Last Wednesday may well go down as the greatest moment in sports-marketing history. The Cavs were in an unenviable position. They had to convince people to actually pay to see the Atlanta Hawks, whose starting lineup features a French guy and someone named Przybilla -- a team so bad it may violate obscenity laws.

So days before, the Cavs announced that the bobbleheads would be delivered by armored car. It was a stretch, of course, since dolls are not a preferred commodity in the hijacking industry. But just to be safe, additional security was provided by a mascot dressed in a dog costume. For pure hype, it was all so beautiful.

TV helicopters dutifully followed the armored car's route. The story became national news. By game time, what was initially just a bad basketball game -- the Cavs won by 32 -- had grown to the event of the season. It was a testament to the new Cavaliers. Though the arrival of LeBron has received all the attention, the business side has quietly gone from ugly stepsister to Cleveland's greatest economic development story.

Rewind to a year ago, when the Cavs had the NBA's worst attendance and crowds officially billed at 11,000 looked closer to 5. Teens roamed the empty concourse while the Cavs got hammered inside. It had the feel of a wake for an uncle no one really knew.

That's when Len Komoroski became president. A former executive of the Philadelphia Eagles, he understood what he was getting into. "Frankly, we had nowhere to go but up. The event had a lot to be desired."

It didn't hurt that he would soon be given the gift of LeBron. Or that talented but petulant "stars" like Ricky Davis and Darius Miles were jettisoned for the likes of Eric Williams and Tony Battie, guys who work for a living. The changes produced the numbers of a dot-com, circa 1996: TV ratings, up 300 percent. Attendance, up 66 percent. Radio listeners, more than doubled. Merchandise sales, third in the league.

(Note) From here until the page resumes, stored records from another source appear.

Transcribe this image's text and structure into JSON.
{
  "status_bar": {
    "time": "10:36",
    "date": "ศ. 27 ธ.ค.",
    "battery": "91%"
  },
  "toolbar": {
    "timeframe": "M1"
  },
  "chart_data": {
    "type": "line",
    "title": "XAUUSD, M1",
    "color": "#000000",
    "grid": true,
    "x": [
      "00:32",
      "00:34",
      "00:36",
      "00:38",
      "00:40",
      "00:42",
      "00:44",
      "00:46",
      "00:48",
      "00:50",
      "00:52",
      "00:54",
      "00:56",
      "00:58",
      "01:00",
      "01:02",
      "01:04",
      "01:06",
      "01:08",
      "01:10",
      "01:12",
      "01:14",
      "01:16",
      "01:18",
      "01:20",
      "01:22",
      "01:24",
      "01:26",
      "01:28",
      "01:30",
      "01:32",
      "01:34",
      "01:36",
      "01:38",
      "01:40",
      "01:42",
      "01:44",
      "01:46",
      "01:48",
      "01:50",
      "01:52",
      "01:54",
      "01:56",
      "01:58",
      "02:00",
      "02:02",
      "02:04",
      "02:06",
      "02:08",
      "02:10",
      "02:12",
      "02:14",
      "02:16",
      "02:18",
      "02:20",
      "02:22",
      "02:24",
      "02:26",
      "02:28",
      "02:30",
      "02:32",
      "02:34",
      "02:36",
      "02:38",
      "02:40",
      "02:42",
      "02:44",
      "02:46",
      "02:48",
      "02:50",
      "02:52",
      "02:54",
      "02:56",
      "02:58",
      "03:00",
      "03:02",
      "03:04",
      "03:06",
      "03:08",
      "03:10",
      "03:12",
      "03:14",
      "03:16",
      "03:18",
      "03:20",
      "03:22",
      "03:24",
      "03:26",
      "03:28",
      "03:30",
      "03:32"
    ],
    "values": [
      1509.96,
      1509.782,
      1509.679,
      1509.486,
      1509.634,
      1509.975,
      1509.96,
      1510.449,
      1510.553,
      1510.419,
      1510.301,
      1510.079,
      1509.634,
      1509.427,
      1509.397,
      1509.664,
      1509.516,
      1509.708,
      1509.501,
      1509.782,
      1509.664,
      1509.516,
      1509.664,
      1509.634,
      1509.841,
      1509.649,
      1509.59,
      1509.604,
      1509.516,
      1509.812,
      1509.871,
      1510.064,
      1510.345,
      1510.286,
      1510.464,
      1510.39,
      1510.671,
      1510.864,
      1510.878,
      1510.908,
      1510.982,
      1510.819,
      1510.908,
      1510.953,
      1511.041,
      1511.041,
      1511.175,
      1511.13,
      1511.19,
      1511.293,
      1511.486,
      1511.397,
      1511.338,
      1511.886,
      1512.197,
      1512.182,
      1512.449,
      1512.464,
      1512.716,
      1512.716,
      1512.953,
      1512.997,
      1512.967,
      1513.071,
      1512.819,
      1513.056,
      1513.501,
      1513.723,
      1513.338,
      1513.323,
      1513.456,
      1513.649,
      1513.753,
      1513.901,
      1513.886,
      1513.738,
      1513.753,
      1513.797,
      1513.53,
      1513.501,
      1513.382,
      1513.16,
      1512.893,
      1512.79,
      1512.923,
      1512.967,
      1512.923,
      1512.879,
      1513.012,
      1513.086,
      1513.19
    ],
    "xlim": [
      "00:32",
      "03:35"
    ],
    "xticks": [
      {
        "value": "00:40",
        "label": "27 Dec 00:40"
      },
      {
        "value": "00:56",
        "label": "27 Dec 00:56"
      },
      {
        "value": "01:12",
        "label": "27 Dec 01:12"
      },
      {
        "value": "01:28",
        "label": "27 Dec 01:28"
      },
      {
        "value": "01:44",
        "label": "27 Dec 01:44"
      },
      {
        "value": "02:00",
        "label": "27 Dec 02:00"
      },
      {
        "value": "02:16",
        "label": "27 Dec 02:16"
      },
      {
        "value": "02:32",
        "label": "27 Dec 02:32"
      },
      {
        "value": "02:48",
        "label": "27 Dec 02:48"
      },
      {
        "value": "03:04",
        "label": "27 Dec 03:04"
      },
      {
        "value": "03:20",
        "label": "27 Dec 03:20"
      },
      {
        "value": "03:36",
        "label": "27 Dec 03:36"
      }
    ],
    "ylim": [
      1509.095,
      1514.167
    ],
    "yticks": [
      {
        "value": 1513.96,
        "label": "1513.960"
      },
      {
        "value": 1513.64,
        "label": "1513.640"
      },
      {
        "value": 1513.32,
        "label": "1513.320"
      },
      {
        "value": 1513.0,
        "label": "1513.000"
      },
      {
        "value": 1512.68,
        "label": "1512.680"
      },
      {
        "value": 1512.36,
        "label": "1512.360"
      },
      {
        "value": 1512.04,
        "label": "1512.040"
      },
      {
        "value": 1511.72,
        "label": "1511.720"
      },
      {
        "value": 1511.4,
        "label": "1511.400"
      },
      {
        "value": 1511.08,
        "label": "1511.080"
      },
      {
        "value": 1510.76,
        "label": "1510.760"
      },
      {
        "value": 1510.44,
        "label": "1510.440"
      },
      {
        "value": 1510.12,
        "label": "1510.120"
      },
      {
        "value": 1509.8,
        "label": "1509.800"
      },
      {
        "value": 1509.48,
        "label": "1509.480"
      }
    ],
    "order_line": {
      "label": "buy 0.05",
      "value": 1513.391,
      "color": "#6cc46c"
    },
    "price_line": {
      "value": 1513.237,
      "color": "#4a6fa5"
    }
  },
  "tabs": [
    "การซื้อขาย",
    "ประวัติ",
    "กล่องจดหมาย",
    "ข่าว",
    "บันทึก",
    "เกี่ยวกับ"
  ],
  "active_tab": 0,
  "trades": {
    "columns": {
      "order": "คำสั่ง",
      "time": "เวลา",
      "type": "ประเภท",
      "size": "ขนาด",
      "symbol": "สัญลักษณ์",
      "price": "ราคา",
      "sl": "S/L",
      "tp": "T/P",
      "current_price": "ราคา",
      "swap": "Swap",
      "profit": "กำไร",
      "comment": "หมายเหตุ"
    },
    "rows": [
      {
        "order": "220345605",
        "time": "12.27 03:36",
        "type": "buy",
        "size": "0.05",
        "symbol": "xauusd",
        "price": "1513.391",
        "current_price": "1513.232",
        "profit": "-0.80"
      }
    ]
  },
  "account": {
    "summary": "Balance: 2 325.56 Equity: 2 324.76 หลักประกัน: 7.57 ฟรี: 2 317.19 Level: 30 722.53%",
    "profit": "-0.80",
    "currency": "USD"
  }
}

But something equally impressive was happening at the Gund. Your uncle's wake had turned into a circus. The concourse now featured face-painting, banner-making, tattoo stations, and live bears and monkeys. Inside, pigs snorted along to music, monkeys rode pigs, and employees masquerading as fans performed stripteases, only to be hauled away by security. Marriage proposals were made on the big screen. And if there weren't any real proposals to be had, the Cavs made 'em up, planting someone to pop the question, only to be refused. "The crowd was stunned," says Komoroski. "They thought it was real." So the guy went up five rows, proposed to someone else, and they walked off into the sunset.

"You try to mix in the unexpected," says Komoroski. "Philosophically, we treat it like a theme park."

Call it fun, call it stupid, but don't call it boring. The Cavs know exactly who their clientele is.

For years basketball languished as Cleveland's third sport -- an afterthought, if it was thought of at all. "We have a lot of people who are new, first-time attendees of Cavs games," says Komoroski. That was in evidence last Wednesday. While Cleveland stomped Atlanta, the loudest cheer was for a free-pizza giveaway.

In a city that likes to whine about its sad, sad state, this is one business showing mirth and inventiveness. Talk to Tribe officials, and they leave the impression that you're lucky to even speak to them. They don't understand that they're no longer defending champs -- just guys peddling minor-league baseball at Yankees prices. Go to a midseason Browns game last fall, and what used to resemble Free Liquor Night at Attica had turned into the 18th green at Pebble Beach.

On the court, the Cavs are no better than the Browns or the Tribe. They're promising and likable, but they remain a sub-.500 team in a very bad conference. The difference is attitude. While the Indians have the swagger of a small man who believes he's a giant, and the Browns possess the excitement of MBNA's executive lunchroom, the Cavs are humble, outgoing, without pretense. They don't expect your allegiance; they aim to earn it. Even if it means using armored cars and singing pigs.

Which is why they've become the city's greatest economic-success story. It is also why they will soon be -- if they're not already -- Cleveland's Team.